The government has come up with a new plan of introducing methanol-blended fuel, an initiative that can bring down one’s fuel bill by a minimum of 10%, reduce vehicular pollution levels by 30%, and potentially save around Rs.5,000 crore on annual import bill.
Following this idea, Road Transport and Highways Minister Nitin Gadkari have written to Petroleum Minister Dharmendra Pradhan requesting to make all efforts necessary so that methanol will be widely available for commercial use at fuel stations.
Currently, up to 10% ethanol-blended fuel is being used in India for vehicles. However, the cost of producing ethanol is comparatively high, i.e. Rs.42/litre. In contrast, the cost of producing methanol or methyl alcohol at less than Rs.20/litre. Indian Oil Corporation has already been making M15 blended fuel with 15% methanol and 85% petrol; this is being offered for commercial use.
The ministry of road transport and highways has set up a regulatory framework and standards for the production of methanol blends such as M15, M85, and M100/neat methanol. The Society of Indian Automobile Manufacturers (SIAM) is in talks with Niti Aayog to build a possible road map to realise the methanol blend plan.
Niti Aayog has successfully completed a 65,000 km of a trial run with M15 blended fuel. The results said that there is no need to tweak vehicles to run on methanol blended fuel. If the country moves to 15% blended fuel, an annual reduction of USD100 billion can be seen in crude imports by 2030. The blended fuel can be used both for transportation and cooking, it said.
The initiative can change the current status of India being the third-biggest oil importer globally. Currently, the crude oil imports of the country stand at Rs.5 lakh crore annually with close to 2,900 crore litre petrol and 9,000 crore litre diesel consumption.
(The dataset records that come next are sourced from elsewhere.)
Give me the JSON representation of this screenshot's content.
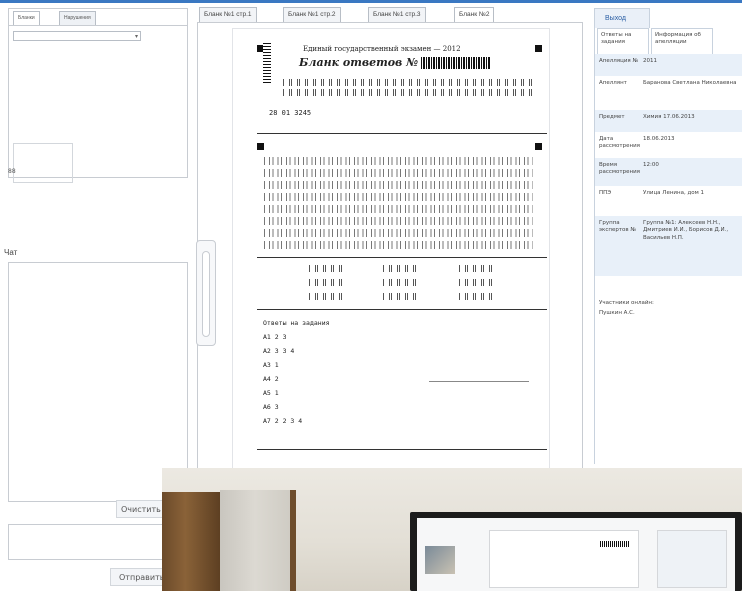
{
  "left_panel": {
    "tabs": [
      "Бланки",
      "Нарушения"
    ],
    "select_value": "",
    "small_label": "88",
    "chat_label": "Чат",
    "clear_button": "Очистить",
    "send_button": "Отправить"
  },
  "form_tabs": [
    "Бланк №1 стр.1",
    "Бланк №1 стр.2",
    "Бланк №1 стр.3",
    "Бланк №2"
  ],
  "sheet": {
    "header": "Единый государственный экзамен — 2012",
    "title": "Бланк ответов № 1",
    "region_code": "28 01 3245",
    "answer_lines": [
      "Ответы на задания",
      "А1 2 3",
      "А2 3 3 4",
      "А3 1",
      "А4 2",
      "А5 1",
      "А6 3",
      "А7 2 2 3 4"
    ]
  },
  "right_panel": {
    "exit_tab": "Выход",
    "sub_tabs": [
      "Ответы на задания",
      "Информация об апелляции"
    ],
    "rows": [
      {
        "k": "Апелляция №",
        "v": "2011"
      },
      {
        "k": "Апеллянт",
        "v": "Баранова Светлана Николаевна"
      },
      {
        "k": "Предмет",
        "v": "Химия 17.06.2013"
      },
      {
        "k": "Дата рассмотрения",
        "v": "18.06.2013"
      },
      {
        "k": "Время рассмотрения",
        "v": "12:00"
      },
      {
        "k": "ППЭ",
        "v": "Улица Ленина, дом 1"
      },
      {
        "k": "Группа экспертов №",
        "v": "Группа №1: Алексеев Н.Н., Дмитриев И.И., Борисов Д.И., Васильев Н.П."
      }
    ],
    "online_label": "Участники онлайн:",
    "online_user": "Пушкин А.С."
  },
  "colors": {
    "accent": "#3a78c2",
    "row_alt": "#e8f0f9"
  }
}
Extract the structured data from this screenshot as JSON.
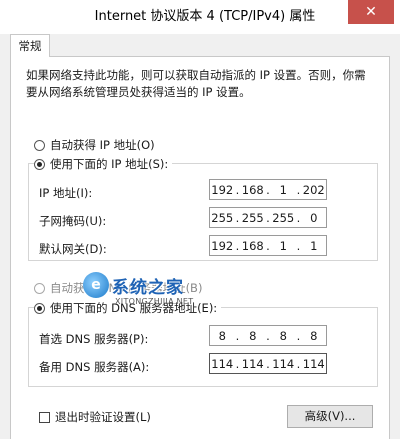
{
  "window": {
    "title": "Internet 协议版本 4 (TCP/IPv4) 属性",
    "close_glyph": "✕"
  },
  "tabs": [
    {
      "label": "常规"
    }
  ],
  "description": "如果网络支持此功能，则可以获取自动指派的 IP 设置。否则，你需要从网络系统管理员处获得适当的 IP 设置。",
  "ip_section": {
    "auto_label": "自动获得 IP 地址(O)",
    "manual_label": "使用下面的 IP 地址(S):",
    "manual_selected": true,
    "fields": [
      {
        "label": "IP 地址(I):",
        "value": [
          "192",
          "168",
          "1",
          "202"
        ]
      },
      {
        "label": "子网掩码(U):",
        "value": [
          "255",
          "255",
          "255",
          "0"
        ]
      },
      {
        "label": "默认网关(D):",
        "value": [
          "192",
          "168",
          "1",
          "1"
        ]
      }
    ]
  },
  "dns_section": {
    "auto_label": "自动获得 DNS 服务器地址(B)",
    "manual_label": "使用下面的 DNS 服务器地址(E):",
    "fields": [
      {
        "label": "首选 DNS 服务器(P):",
        "value": [
          "8",
          "8",
          "8",
          "8"
        ]
      },
      {
        "label": "备用 DNS 服务器(A):",
        "value": [
          "114",
          "114",
          "114",
          "114"
        ]
      }
    ]
  },
  "validate_label": "退出时验证设置(L)",
  "advanced_label": "高级(V)...",
  "watermark": {
    "logo": "e",
    "text": "系统之家",
    "url": "XITONGZHIJIA.NET"
  }
}
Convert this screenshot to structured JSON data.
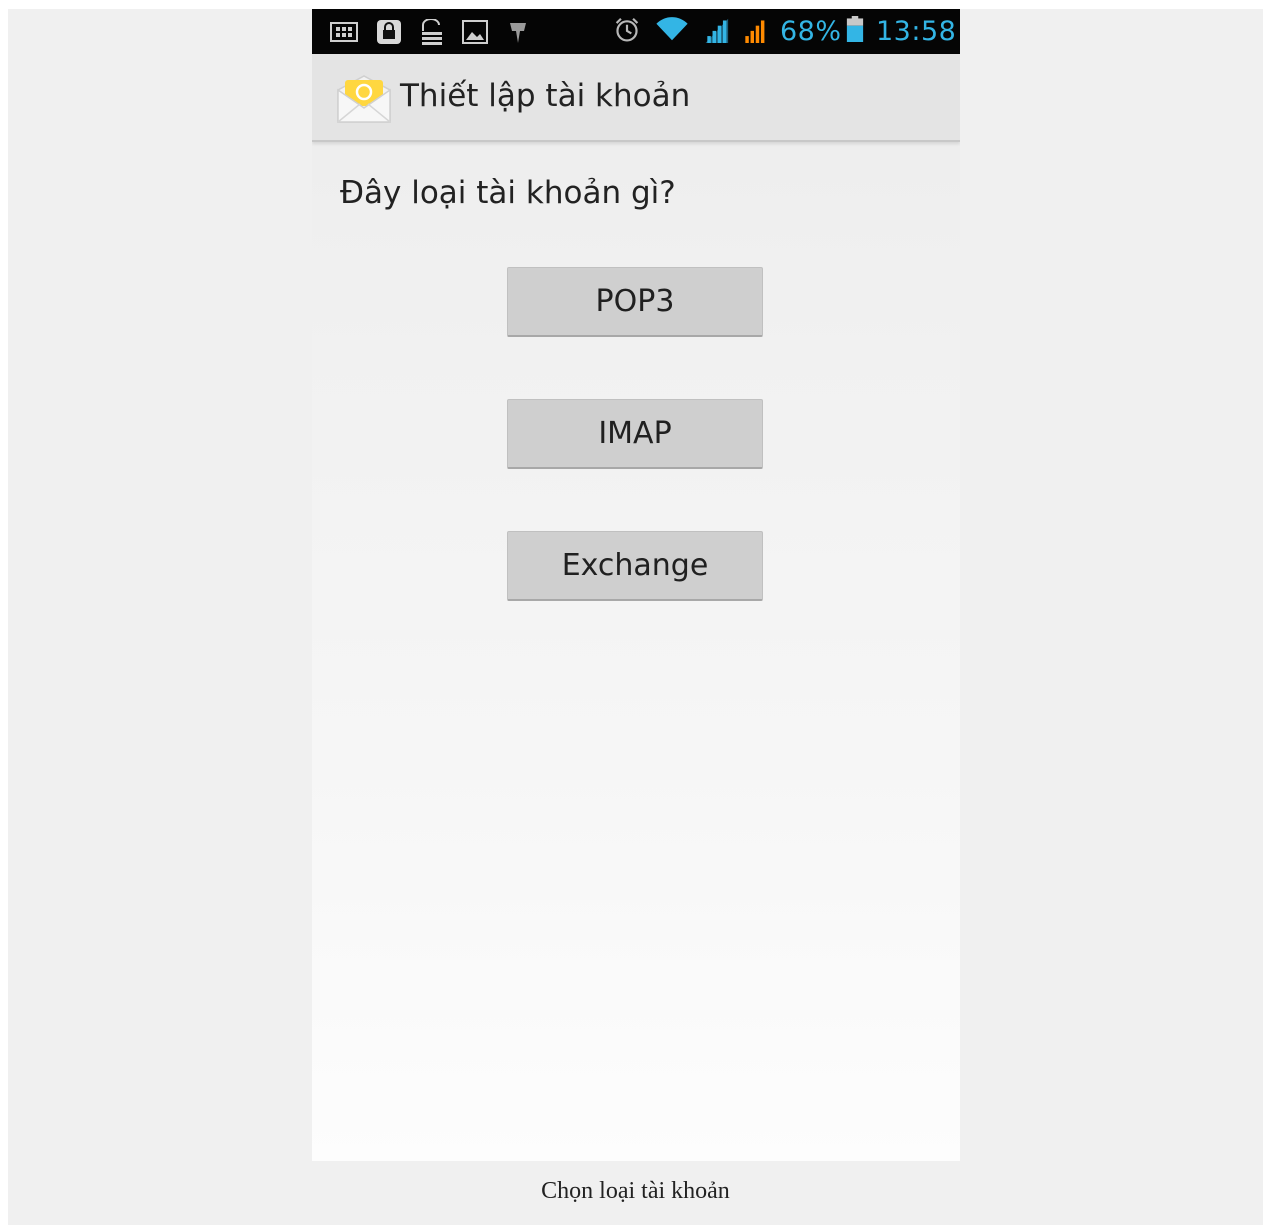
{
  "status_bar": {
    "icons": [
      "sd-card-icon",
      "lock-icon",
      "storage-icon",
      "image-icon",
      "usb-debug-icon",
      "alarm-icon",
      "wifi-icon",
      "signal-1-icon",
      "signal-2-icon",
      "battery-icon"
    ],
    "battery": "68%",
    "time": "13:58",
    "accent_color": "#33b5e5",
    "signal2_color": "#ff8a00"
  },
  "action_bar": {
    "icon": "email-envelope-icon",
    "title": "Thiết lập tài khoản"
  },
  "main": {
    "question": "Đây loại tài khoản gì?",
    "buttons": [
      {
        "label": "POP3"
      },
      {
        "label": "IMAP"
      },
      {
        "label": "Exchange"
      }
    ]
  },
  "caption": "Chọn loại tài khoản"
}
On the other hand, methanol blends can be produced at Assam Petrochemicals where the current production capacity is 100 tonnes per day. By April 2020, the company hopes to shoot up the production almost six folds to 600 tonnes per day. Soon, the commercial production of methanol from coal will begin in West Bengal and Jharkhand. The state governments have allotted a dedicated coal mine each for this purpose.
The government is planning to have an installed capacity of 3-4 million tonnes within the next 5-8 years. This is to replace at least half of the fossil fuel requirement in the country.